İzzet DÖNMEZ
Son günlerde bazı popüler gazetecilerin mafya liderleri ile yaşadığı çarpık ilişkiler, toplumu ciddi şekilde sarsıyor.
Bunlar halbuki benim için hiç sürpriz şeyler değil.
Geçmişte gördüğüm ve yaşadığım öyle olaylar var ki,
Bana hiçbir şey sürpriz gelmiyor.
Yakın bir tarihte bizzat başımdan geçen bir olayı sizlerle paylaşayım.
Ondan sonra esas konuya gelelim;
2018 yılında SATSO seçimleri var.
Bir iş adamı olarak her daim SATSO seçimlerinde tarafım.
Defalarca o kurumda seçilerek görev yaptım.
2018 seçimlerinde aday değilim.
Çünkü 2016 yılında görevimin bitmesine 2 yıl kala sağlık nedenleri ile istifa ettim.
40 yıldır içinde olduğum kurumda çok önemli isimlerden birisiyim.
Adaylığı düşünen arkadaşlarda benden destek talep ediyor.
Vicdani kanaatime uygun olarak bir arkadaşımıza destek veriyorum.
Bu isim, şu andaki Yönetim Kurulu Başkanı Akgün Altuğ.
Akgün Altuğ ile ilgili bir yorum ya da paylaşım yaptım.
Şimdi tam hatırlamıyorum.
Bu paylaşım üzerine bir yerel günlük gazetenin sözde yayın müdürü olan arkadaş, tam 10 gün boyunca gazetesinde son derece seviyesiz yazılar yazdı.
Halbuki kendisiyle hiçbir sıkıntılı durumumuz yoktu.
Benim bir meslek örgütünde bir ismi desteklemiş olmamda nasıl bir mahsur olabilir?
Bu şahsa cevap vermeyi düşündüm.
Akgün Altuğ benden rica etti.
"Seçim arifesinde sıkıntı doğmasın" dedi.

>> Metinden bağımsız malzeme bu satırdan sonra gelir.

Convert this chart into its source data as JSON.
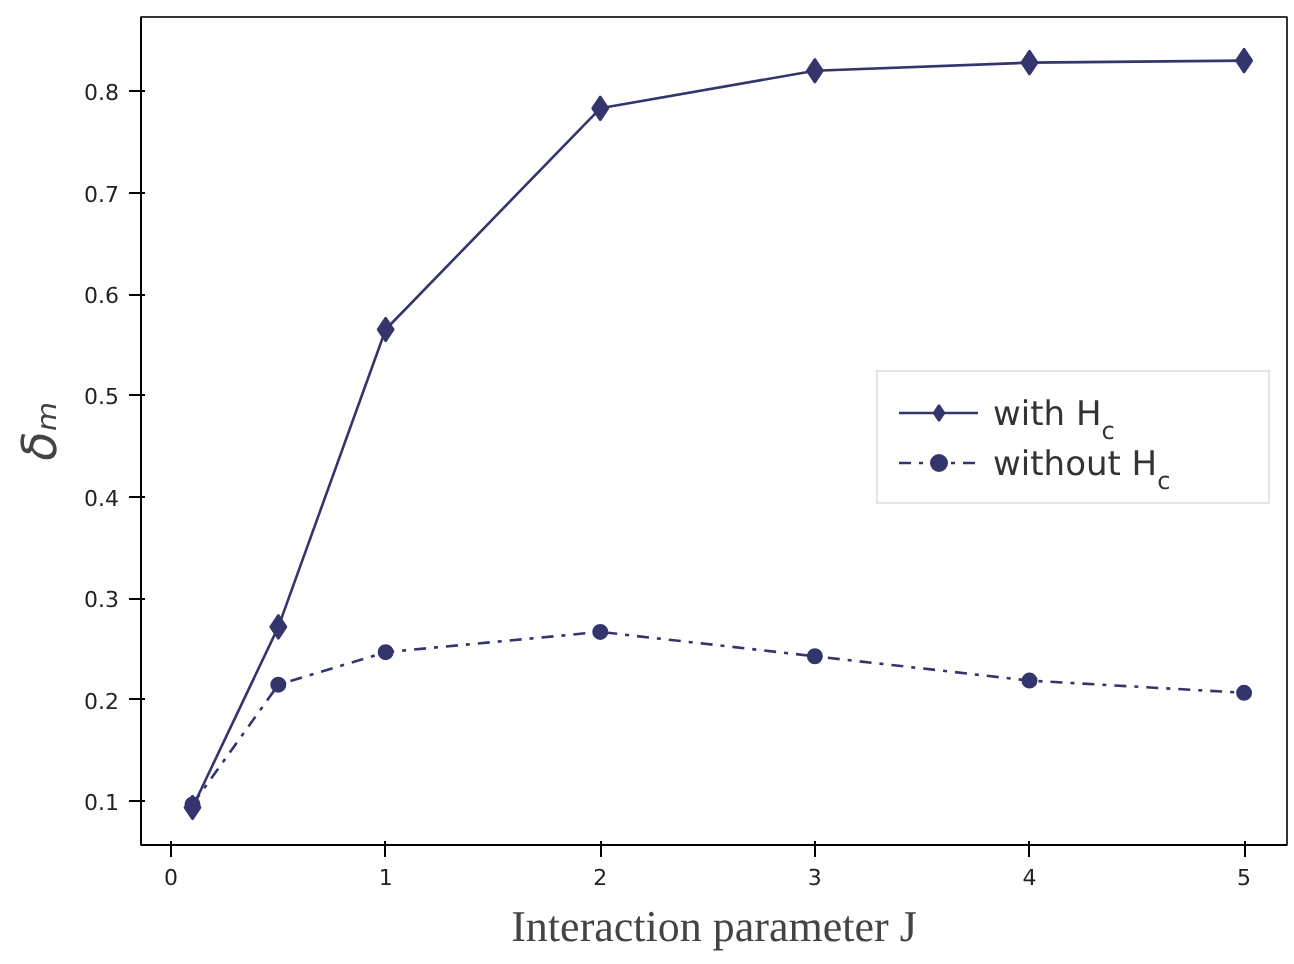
{
  "chart_data": {
    "type": "line",
    "xlabel": "Interaction parameter J",
    "ylabel": "δₘ",
    "x": [
      0.1,
      0.5,
      1,
      2,
      3,
      4,
      5
    ],
    "series": [
      {
        "name": "with H$_{c}$",
        "color": "#35356e",
        "marker": "diamond",
        "line_style": "solid",
        "values": [
          0.094,
          0.272,
          0.565,
          0.783,
          0.82,
          0.828,
          0.83
        ]
      },
      {
        "name": "without H$_{c}$",
        "color": "#35356e",
        "marker": "circle",
        "line_style": "dashdot",
        "values": [
          0.097,
          0.215,
          0.247,
          0.267,
          0.243,
          0.219,
          0.207
        ]
      }
    ],
    "xlim": [
      -0.14,
      5.2
    ],
    "ylim": [
      0.057,
      0.873
    ],
    "xticks": [
      0,
      1,
      2,
      3,
      4,
      5
    ],
    "yticks": [
      0.1,
      0.2,
      0.3,
      0.4,
      0.5,
      0.6,
      0.7,
      0.8
    ],
    "grid": false,
    "legend": "right"
  }
}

Tabiatım olmamasına rağmen, bütün hakaretleri yuttum.
Akgün Başkan "Patronu ile konuştum, gereği yapılacak" dedi.
Gerçekten kısa bir zaman sonra gereği yapıldı.
Şimdi ne iş yapar bilmiyorum.
Bana hakaret etmek için kullandığı sıfata bakınız;
"Kırtasiyeci İzzet"
Benim kırtasiyeci olduğumu yüzbinlerce Sakaryalı biliyor.
Ayıp bir iş mi yapıyorum?
Asgari ücretle yayın müdürlüğü yapıyorsun.
Benim şirketlerimde senin gibi yüzlerce insan çalıştı.
Halende çalışıyor.
Anladım ki,
Bu arkadaşı karşı taraf bi güzel yemlemiş.
Aklı sıra çürütme taktiği uyguluyor.
Tabii ki tutmadı.
Son 50 yıl içinde medya sektörü ile iç içe yaşadım.
Yazılar yazdım.
Yerel gazeteler çıkardım.
SATSO'ya medya sahiplerinin de oyları ile seçildim yıllarca.
Bu dünya içinde gördüğüm şu oldu;
Kalemini asla akçalı çıkarları nedeniyle satmayan çok az isim var.
Toplum bu isimleri tek tek tanıyor.
Fiyatını bulduğu an, kalemini anında satanları da bu toplum çok iyi tanıyor.
Hangi dünya görüşüne sahip olursa olsun, kalemini satmayan gazetecilere selam olsun.
1980'lere kadar, umumiyetle gazete sahipleri, sadece gazetecilik yapardı.
1980'den sonra durum değişti.
İşadamları, tek tek gazete patronu olmaya başladı.
Halbuki medya sahibi olmak hiçte karlı bir iş değil.
Hele televizyon yayıncılığı çok pahalı bir sektör.
Getiri, götürüsünü asla karşılamaz.
Ben içinde bizzat bulundum ve yaşadım.
1980'den önce gazete sahipleri, genelde sadece gazetecilik işi ile iştigal ederdi.
1980'den sonra durum değişti.
Aydın Doğan,
Karamehmetler ailesi,
Mehmet Ali Yılmaz,
Turgay Ciner,
Hatta Kıbrıs'lı Asil Nadir gibi geçmişi hayli karanlık isimler medya sektörüne yatırım yaptı.
Mehmet Ali Yılmaz ve Asil Nadir, medyadan erken çekildi.
Aydın Doğan ve Turgay Ciner uzun yıllar medyada kaldı.
Turgay Ciner, geçmişi hayli karanlık bir isim.
2. Sedat Peker diyebiliriz.
Medyasında çalışan bazı isimlerin yeraltı dünyası ile ilişkileri, asla tesadüf değildir.